The two papers share the same owner and there will be much more of this property story dual-use to come. The Indie, it seems, will top up 'duplicate' Standard pieces with some original non-London stories but much of its property content will have appeared in London before.

Many journalists will dislike this - they always prefer original content and of course they have a vested interest in maximising the number of new stories published as they would be employed to write them. Journalists also prefer to have complete independence about the properties and themes they write about and not have them as closely dovetailing with advertisers as they often appear in the Evening Standard.

As for others, the initiative has good and bad repurcussions.

The mainstream property industry, aside from its journalists, will probably welcome it. The Standard gives a large amount of its property editorial space to new-build homes (largely ignored by national newspaper property supplements) so if The Independent follows suit, using the same stories, one long-standing grievance of developers will be addressed.

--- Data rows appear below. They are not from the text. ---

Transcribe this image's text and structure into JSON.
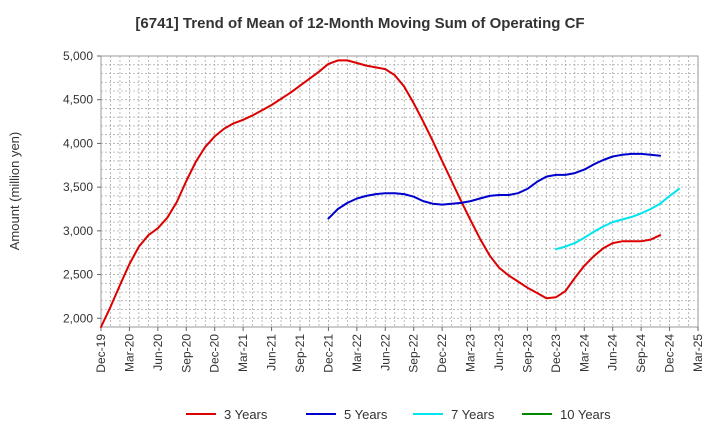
{
  "chart_data": {
    "type": "line",
    "title": "[6741]  Trend of Mean of 12-Month Moving Sum of Operating CF",
    "xlabel": "",
    "ylabel": "Amount (million yen)",
    "ylim": [
      1900,
      5000
    ],
    "grid": true,
    "legend_position": "bottom",
    "x_ticks": [
      "Dec-19",
      "Mar-20",
      "Jun-20",
      "Sep-20",
      "Dec-20",
      "Mar-21",
      "Jun-21",
      "Sep-21",
      "Dec-21",
      "Mar-22",
      "Jun-22",
      "Sep-22",
      "Dec-22",
      "Mar-23",
      "Jun-23",
      "Sep-23",
      "Dec-23",
      "Mar-24",
      "Jun-24",
      "Sep-24",
      "Dec-24",
      "Mar-25"
    ],
    "y_ticks": [
      {
        "value": 2000,
        "label": "2,000"
      },
      {
        "value": 2500,
        "label": "2,500"
      },
      {
        "value": 3000,
        "label": "3,000"
      },
      {
        "value": 3500,
        "label": "3,500"
      },
      {
        "value": 4000,
        "label": "4,000"
      },
      {
        "value": 4500,
        "label": "4,500"
      },
      {
        "value": 5000,
        "label": "5,000"
      }
    ],
    "series": [
      {
        "name": "3 Years",
        "color": "#dd0000",
        "start_index": 0,
        "values": [
          1900,
          2130,
          2380,
          2620,
          2820,
          2950,
          3030,
          3150,
          3330,
          3570,
          3790,
          3960,
          4080,
          4170,
          4230,
          4270,
          4320,
          4380,
          4440,
          4510,
          4580,
          4660,
          4740,
          4820,
          4910,
          4950,
          4950,
          4920,
          4890,
          4870,
          4850,
          4780,
          4650,
          4460,
          4250,
          4030,
          3800,
          3570,
          3340,
          3120,
          2910,
          2720,
          2580,
          2490,
          2420,
          2350,
          2290,
          2230,
          2240,
          2310,
          2460,
          2600,
          2710,
          2800,
          2860,
          2880,
          2880,
          2880,
          2900,
          2950
        ]
      },
      {
        "name": "5 Years",
        "color": "#0000cc",
        "start_index": 24,
        "values": [
          3140,
          3250,
          3320,
          3370,
          3400,
          3420,
          3430,
          3430,
          3420,
          3390,
          3340,
          3310,
          3300,
          3310,
          3320,
          3340,
          3370,
          3400,
          3410,
          3410,
          3430,
          3480,
          3560,
          3620,
          3640,
          3640,
          3660,
          3700,
          3760,
          3810,
          3850,
          3870,
          3880,
          3880,
          3870,
          3860
        ]
      },
      {
        "name": "7 Years",
        "color": "#00e5ee",
        "start_index": 48,
        "values": [
          2790,
          2820,
          2860,
          2920,
          2990,
          3050,
          3100,
          3130,
          3160,
          3200,
          3250,
          3310,
          3400,
          3480
        ]
      },
      {
        "name": "10 Years",
        "color": "#008800",
        "start_index": 0,
        "values": []
      }
    ]
  }
}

Similarly, property industry chiefs like the fact that the Standard's tone on the housing market is relentlessly upbeat. A senior Barratt Homes executive once told me the Standard's property pages differed from the nationals because it always described the market as developers and estate agents wanted it to be, rather than as it actually was. The Independent will, presumably, now have a similar tone at least in those stories it duplicates.

Those property people involved with, or interested in reading about, less lucrative sectors of the market - social and green housing, for example, always well covered by The Independent in the past - may be less delighted by the change. Inevitably if much of the paper's property space is given to mainstream sectors as in the Standard, these minority sectors will be squeezed.

It is also interesting to speculate how The Independent will combine the ever-optimistic Homes and Property view of the central London market (which of course genuinely is very good right now) with the much more sluggish, gently declining prices across most of the UK outside of the capital. And should London's housing market shift into reverse gear one day, how will The Independent's property pages - until now known for its tell-it-as-it-is approach - cover the change?

Recycling stories is not unheard of. When I wrote a piece for the Mail on Sunday's property pages recently, it also appeared a week later in a local newspaper owned by the same group, Associated Newspapers. This was a one-off and the reason was that I was writing about a property well known in the region covered by the local paper concerned.

But the systematic re-use of stories now underway by The Independent is unusual. As a journalist, of course, I hope it does not catch on - not just because I'd like more work for colleagues and myself, but because we need a multiplicity of views and tones in property journalism.